Local health officials expect a surge in coronavirus cases in the coming weeks and briefed Boulder City Council members last night. According to KGNU’s Roz Brown, the Council also heard a report on possible economic fallout to the city.
Listen to the report below:
Experts are warning that across the nation, the first two weeks of April could be grim when it comes to the number of deaths from COVID-19. That has local health experts doing everything they can, while bracing for the worst. Boulder County Public Health Executive Director Jeff Zayach says Colorado’s stay-at-home order will include a delay in diagnosed cases.
“The orders went in place but there’s typically a delay from exposure to onset of symptoms and another delay to the onset of hospital admission and that can be two weeks,” said Zayach. “So we expect to see more people admitted in the next two weeks because it’s a pattern we’ve seen across the United States.”
Zayach says most of the early cases of coronavirus in Boulder County were related to travel, which makes enhanced testing and increased monitoring critical. He said adequate hospital capacity, workforce personnel and necessary equipment also are a concern.
“One person who tests positive can affect three, and those three can affect nine, those nine 27, and so on,” said Zayach. “The reason these orders are so critical is to prevent the spread once it gets into the population.”
As of Tuesday, two Boulder County residents had died from the virus, while another 115 have tested positive. Boulder Community Health CEO Dr. Robert Vissers told city council preliminary data from a small sample this week showed that Colorado’s order to “stay-at-home” seems to be “flattening the curve” which would mean fewer people will need to seek treatment for the disease. He said there’s no shortage of local hospital beds right now. At the same time, he acknowledged that a new study shows the state could run out of hospital beds in mid-April when the virus is expected to peak.

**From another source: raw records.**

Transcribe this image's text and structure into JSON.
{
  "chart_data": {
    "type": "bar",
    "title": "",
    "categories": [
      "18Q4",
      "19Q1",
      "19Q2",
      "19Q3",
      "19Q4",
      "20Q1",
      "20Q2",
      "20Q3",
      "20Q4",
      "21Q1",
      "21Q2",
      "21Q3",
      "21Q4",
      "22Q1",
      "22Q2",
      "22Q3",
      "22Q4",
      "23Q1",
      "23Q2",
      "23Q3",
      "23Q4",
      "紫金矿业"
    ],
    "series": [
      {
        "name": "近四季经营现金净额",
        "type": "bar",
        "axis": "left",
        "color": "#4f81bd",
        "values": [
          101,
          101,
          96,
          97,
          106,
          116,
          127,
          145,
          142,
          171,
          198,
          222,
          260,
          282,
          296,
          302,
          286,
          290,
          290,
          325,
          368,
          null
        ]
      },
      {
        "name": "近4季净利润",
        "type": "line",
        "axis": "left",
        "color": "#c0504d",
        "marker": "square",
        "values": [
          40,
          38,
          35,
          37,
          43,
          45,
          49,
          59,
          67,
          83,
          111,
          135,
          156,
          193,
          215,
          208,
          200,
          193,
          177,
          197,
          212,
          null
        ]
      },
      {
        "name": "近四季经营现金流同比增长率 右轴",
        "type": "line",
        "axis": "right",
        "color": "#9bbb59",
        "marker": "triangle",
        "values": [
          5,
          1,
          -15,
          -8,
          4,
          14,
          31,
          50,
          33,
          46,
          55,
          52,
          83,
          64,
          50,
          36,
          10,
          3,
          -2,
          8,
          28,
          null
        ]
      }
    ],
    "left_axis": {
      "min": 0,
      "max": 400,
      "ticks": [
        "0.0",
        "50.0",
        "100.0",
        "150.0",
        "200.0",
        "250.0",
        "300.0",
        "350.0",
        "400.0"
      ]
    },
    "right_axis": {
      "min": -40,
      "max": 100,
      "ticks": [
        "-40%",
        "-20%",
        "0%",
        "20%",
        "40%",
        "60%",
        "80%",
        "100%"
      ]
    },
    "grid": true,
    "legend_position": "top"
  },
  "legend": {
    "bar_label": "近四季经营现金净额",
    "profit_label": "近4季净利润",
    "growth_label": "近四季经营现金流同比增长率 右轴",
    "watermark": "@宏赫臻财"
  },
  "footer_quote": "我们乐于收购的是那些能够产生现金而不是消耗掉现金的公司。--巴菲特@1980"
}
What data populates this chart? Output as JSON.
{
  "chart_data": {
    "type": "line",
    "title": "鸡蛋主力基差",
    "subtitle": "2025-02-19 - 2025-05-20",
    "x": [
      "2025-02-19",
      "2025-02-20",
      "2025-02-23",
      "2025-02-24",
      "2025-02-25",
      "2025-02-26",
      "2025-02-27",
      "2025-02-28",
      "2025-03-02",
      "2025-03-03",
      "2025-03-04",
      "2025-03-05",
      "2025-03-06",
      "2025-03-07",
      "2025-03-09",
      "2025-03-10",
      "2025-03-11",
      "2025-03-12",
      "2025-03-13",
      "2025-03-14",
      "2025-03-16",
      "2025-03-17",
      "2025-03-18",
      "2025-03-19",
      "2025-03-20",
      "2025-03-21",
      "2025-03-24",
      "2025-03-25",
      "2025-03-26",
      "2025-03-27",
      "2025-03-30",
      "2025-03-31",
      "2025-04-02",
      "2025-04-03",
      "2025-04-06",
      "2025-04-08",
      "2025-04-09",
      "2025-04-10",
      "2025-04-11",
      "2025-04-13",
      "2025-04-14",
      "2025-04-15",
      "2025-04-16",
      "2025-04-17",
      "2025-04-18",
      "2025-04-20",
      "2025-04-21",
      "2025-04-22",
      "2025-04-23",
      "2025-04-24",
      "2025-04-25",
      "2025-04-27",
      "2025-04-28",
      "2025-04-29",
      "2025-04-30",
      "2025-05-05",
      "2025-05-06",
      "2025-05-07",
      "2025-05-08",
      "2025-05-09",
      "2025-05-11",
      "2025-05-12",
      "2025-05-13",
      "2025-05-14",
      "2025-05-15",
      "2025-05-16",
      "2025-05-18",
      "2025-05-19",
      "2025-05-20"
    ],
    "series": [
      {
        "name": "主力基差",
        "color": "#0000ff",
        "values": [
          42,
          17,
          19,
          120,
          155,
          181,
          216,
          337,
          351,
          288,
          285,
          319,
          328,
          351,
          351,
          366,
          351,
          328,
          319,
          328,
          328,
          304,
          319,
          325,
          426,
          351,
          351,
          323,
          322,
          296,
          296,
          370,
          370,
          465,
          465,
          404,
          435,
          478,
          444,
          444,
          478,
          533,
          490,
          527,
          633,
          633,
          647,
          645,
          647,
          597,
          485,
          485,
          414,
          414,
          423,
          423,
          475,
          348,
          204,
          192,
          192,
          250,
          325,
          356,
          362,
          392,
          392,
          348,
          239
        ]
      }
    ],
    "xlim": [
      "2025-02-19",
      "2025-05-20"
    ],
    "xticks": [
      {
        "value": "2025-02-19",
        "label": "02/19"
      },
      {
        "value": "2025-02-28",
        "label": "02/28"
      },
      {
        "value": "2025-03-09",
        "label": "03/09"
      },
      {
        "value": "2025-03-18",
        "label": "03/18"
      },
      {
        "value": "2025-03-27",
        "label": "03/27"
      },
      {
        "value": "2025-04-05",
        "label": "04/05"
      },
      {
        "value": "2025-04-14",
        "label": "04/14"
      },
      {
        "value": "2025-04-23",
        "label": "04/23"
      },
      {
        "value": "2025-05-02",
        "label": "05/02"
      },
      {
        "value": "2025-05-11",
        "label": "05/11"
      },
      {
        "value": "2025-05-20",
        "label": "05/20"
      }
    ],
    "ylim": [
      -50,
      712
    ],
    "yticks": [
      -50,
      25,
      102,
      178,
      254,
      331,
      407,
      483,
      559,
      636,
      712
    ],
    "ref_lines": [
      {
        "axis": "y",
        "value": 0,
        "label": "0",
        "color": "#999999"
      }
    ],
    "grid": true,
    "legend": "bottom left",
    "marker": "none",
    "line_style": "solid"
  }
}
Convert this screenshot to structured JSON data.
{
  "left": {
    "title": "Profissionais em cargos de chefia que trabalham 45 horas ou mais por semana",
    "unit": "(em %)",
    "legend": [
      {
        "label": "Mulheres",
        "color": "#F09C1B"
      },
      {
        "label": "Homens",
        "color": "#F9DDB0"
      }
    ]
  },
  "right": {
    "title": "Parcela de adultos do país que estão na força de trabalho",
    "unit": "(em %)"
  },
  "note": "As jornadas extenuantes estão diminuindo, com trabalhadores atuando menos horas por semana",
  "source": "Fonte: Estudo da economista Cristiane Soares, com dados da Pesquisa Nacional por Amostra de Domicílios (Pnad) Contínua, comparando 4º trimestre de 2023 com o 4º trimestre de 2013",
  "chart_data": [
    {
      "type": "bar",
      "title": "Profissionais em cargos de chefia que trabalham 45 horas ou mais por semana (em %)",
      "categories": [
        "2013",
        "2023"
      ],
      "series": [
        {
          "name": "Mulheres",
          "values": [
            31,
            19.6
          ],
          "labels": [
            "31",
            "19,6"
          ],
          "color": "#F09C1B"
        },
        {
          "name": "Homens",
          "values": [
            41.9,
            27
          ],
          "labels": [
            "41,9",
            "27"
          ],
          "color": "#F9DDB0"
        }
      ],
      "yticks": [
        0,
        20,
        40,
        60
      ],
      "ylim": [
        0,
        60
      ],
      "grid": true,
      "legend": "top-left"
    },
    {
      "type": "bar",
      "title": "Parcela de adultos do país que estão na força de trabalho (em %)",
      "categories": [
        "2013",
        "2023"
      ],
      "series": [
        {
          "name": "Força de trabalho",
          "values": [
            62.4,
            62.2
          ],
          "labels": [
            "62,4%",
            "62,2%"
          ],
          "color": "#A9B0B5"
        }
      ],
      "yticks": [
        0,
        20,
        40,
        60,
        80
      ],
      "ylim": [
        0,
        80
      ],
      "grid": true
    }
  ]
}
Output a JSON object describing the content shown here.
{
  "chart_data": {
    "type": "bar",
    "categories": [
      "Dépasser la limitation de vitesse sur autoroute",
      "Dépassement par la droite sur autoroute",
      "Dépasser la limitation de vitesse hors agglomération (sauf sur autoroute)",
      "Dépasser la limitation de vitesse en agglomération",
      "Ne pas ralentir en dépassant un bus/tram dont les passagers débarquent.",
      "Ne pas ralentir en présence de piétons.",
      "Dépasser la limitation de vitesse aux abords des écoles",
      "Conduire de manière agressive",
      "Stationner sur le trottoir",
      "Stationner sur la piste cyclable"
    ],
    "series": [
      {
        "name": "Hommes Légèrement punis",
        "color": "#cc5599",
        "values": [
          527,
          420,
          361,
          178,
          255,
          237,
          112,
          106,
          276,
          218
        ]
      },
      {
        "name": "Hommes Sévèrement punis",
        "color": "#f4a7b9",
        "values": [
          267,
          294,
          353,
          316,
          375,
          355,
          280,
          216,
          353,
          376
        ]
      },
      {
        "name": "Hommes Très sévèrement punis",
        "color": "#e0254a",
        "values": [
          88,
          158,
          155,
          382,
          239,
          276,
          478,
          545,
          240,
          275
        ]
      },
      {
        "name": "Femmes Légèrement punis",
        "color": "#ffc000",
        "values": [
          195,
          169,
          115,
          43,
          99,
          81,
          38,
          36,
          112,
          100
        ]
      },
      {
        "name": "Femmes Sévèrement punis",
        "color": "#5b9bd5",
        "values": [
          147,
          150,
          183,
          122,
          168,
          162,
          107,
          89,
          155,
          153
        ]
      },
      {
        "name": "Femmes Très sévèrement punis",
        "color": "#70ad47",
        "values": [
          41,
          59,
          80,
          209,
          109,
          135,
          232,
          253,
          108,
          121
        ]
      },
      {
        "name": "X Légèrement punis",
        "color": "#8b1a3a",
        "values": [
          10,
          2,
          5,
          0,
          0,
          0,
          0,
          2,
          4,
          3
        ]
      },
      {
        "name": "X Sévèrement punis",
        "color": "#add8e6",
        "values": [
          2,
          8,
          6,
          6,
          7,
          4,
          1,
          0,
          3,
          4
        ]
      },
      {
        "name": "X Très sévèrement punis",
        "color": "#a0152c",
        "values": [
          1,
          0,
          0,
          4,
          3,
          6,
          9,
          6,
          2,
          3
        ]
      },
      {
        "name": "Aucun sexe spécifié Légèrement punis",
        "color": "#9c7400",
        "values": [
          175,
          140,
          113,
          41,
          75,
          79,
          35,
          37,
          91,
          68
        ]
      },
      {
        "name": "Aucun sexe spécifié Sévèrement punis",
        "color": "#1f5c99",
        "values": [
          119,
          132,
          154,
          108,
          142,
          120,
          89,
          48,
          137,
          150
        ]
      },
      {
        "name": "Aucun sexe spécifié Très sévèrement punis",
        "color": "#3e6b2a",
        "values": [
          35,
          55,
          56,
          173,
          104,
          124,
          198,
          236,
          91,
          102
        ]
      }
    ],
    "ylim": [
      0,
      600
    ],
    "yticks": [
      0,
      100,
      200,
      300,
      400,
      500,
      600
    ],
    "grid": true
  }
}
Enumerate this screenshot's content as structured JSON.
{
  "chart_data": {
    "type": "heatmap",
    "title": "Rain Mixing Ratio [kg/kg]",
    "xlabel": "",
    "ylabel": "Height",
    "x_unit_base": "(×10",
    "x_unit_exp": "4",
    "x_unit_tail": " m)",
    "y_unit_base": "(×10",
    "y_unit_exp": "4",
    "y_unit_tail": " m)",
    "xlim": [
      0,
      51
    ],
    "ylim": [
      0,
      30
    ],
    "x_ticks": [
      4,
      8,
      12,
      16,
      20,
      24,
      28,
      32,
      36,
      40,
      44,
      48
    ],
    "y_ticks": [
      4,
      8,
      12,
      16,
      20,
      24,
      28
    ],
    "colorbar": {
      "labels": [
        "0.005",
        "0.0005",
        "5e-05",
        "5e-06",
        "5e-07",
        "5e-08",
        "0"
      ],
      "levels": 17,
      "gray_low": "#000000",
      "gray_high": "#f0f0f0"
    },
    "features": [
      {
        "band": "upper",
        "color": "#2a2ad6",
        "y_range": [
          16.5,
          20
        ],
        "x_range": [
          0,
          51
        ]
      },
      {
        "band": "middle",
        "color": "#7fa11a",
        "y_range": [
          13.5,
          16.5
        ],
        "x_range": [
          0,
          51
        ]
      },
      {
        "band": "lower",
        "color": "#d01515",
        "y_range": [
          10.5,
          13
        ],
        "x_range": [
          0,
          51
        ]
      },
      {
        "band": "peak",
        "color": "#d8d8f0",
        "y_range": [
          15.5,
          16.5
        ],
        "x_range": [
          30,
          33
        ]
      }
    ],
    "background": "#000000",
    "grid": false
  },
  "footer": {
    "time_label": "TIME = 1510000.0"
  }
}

“We are still working under the assumption we will need four to five times the critical care beds we have,” said Vissers. “We are now working on a way we can manage the surge, to possibly move people out of the hospital more quickly and keep people from being admitted, in an effort to manage the surge.”
As far as the economic outlook for Boulder, the city’s executive budget officer Kady Doelling reminded councilmembers that Boulder’s economy was largely spared from the Great Recession starting in 2008, but things look significantly different this time – especially with sales tax revenues accounting for about 50 percent of the city’s budget.
“Boulder’s primary businesses are small retail shops, restaurants and bars, all of which have been forced to close or partially close and we don’t have big box stores like some other communities,” said Doelling. “Moreover, the loss of 30-thousand CU students who’ve left town and 50- to 60- thousand in-commuters who work here will compound the effects that deflate our sales tax revenue.”
Meanwhile, Housing and Human Services Director, Kurt Firnhaber urged renters and landlords to work together to keep those without jobs from being evicted.
“I would urge everyone in the supply chain of housing to do what they can,” said Firnhaber. “If they are a renter, I encourage them to pay their rent or do everything possible to pay their rent. If they’re a property owner or landlord, I would encourage them to work with their tenants to reduce the rents as much as possible based on tenant needs.